Consider implementing the following more appropriate management strategies:
1. Turn the process upside down. Make every employee responsible for managing their own performance. Stop training managers on how to develop performance objectives, and start training employees on how to document and measure their own work. When you empower employees to self-manage their performance, everyone feels more in control of their destiny and that helps create a happier and more effective team.
2. Throw out the concept of annual reviews. Performance management should be tracked on a short-term basis – weekly, if not daily. Successful management occurs through ongoing dialogues between the staff and the person responsible for signing off on the completed work. To be most effective, teach everyone how to monitor, measure, and document their progress. Then once a year, request a summary of the dialogues for the records.
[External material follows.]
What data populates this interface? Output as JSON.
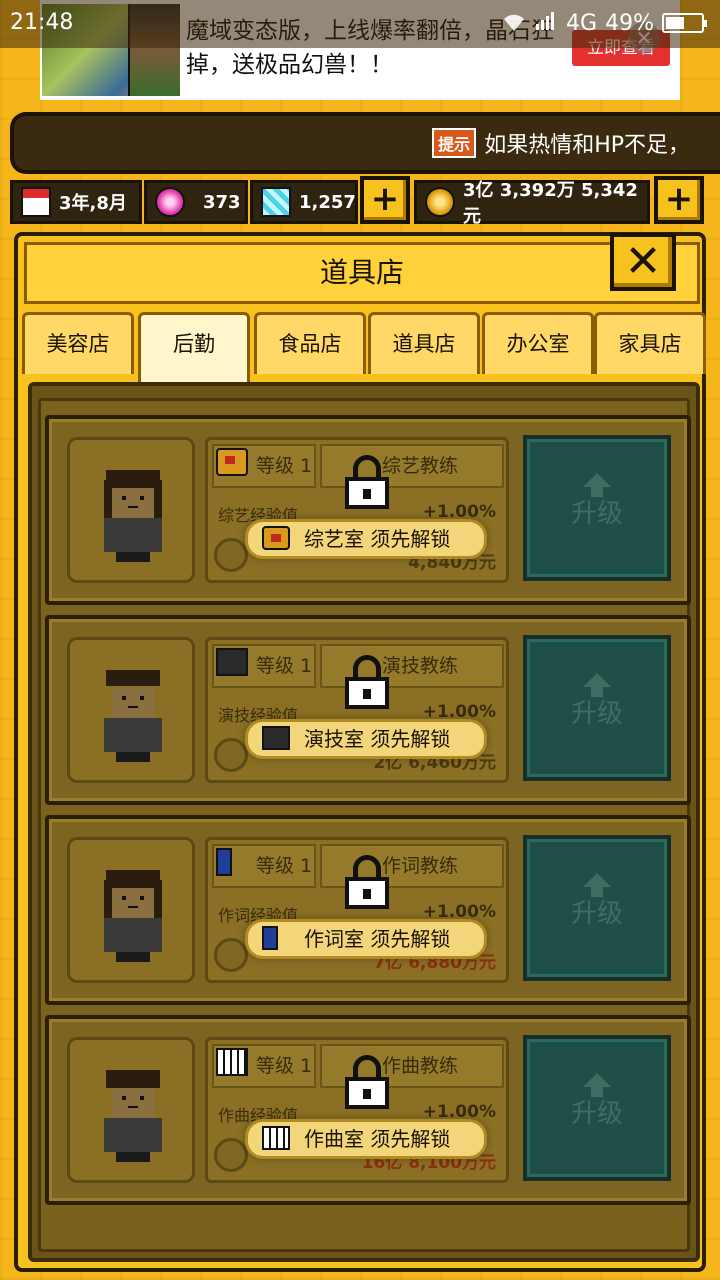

3. Teach everyone, not just managers, the skills needed to conduct difficult and challenging conversations. In the ideal workplace, everyone should feel comfortable in conveying both positive and constructive feedback upward, downward, and laterally.
The bottom line
Good performance management is so much more than an annual form completion exercise. It is the backbone of a decision support and time management system. Every individual should be using their performance plan as criteria for determining how to spend their time and prioritize their work.
Most importantly, a sound performance management system forms the foundation for building strong interpersonal relationships at work. If staff and management conduct frequent open and honest conversations about work accomplishments and areas for improvement, they create a climate of mutual trust and support that is required for any high performing organization.
Understanding The Essential Performance Review Handbook
Sharon Armstrong has done the world of management a great service. She has compiled a book that shows us exactly how to develop and deliver top-notch performance appraisals.
As stated in the introduction, the purpose of the book is to “cut through the anxiety and make the process more productive and less unpleasant.” That’s an admirable goal for a book dealing with the single most dreaded managerial task in the workplace today.
Chapter one of the book describes why performance appraisals are so universally abhorred. To help readers move past their fears, Sharon provides self- assessments to ferret out the grounds for discomfort. The assessments list appraisal best practices, so a low self-rating will immediately give the reader an indication of where they need to focus their learning.
Subsequent chapters walk readers through the components of good appraisals, starting with preparation and planning through conducting the meeting and follow up. Each is packed with relevant quotes from the experts and sample stories of good and not so good practices. Plus, Sharon includes numerous examples of organizations that adapted their performance appraisal process in ways that truly improved on results, such as instituting employee-driven objectives.
I especially liked her “A List” of actions that produce a good appraisal process:
- Being Active by sharing ownership of the evaluation process with employees
- Being Accurate in documenting work performance
- Being Attentive means always keeping goals and plans on the radar screen
- Being Appreciative by including frequent recognition of goal achievement
The book wraps with a chapter on performance reviews in a changing world. This is perhaps one of the most valuable sections because it focuses on generational differences. With four and sometimes five generations working in the same office today, understanding how each cohort group prefers to give and receive feedback is critical.
If I could give just one book to a first-time manager, it would be The Essential Performance Review Handbook. I believe that this guide not only imparts useful tips and strategies, it lends a sense of understanding and control to a process that can be daunting for a rookie – or even experienced – manager. Any manager will feel calm and confident, which goes a long way toward making these sometimes difficult conversations more pleasant and productive.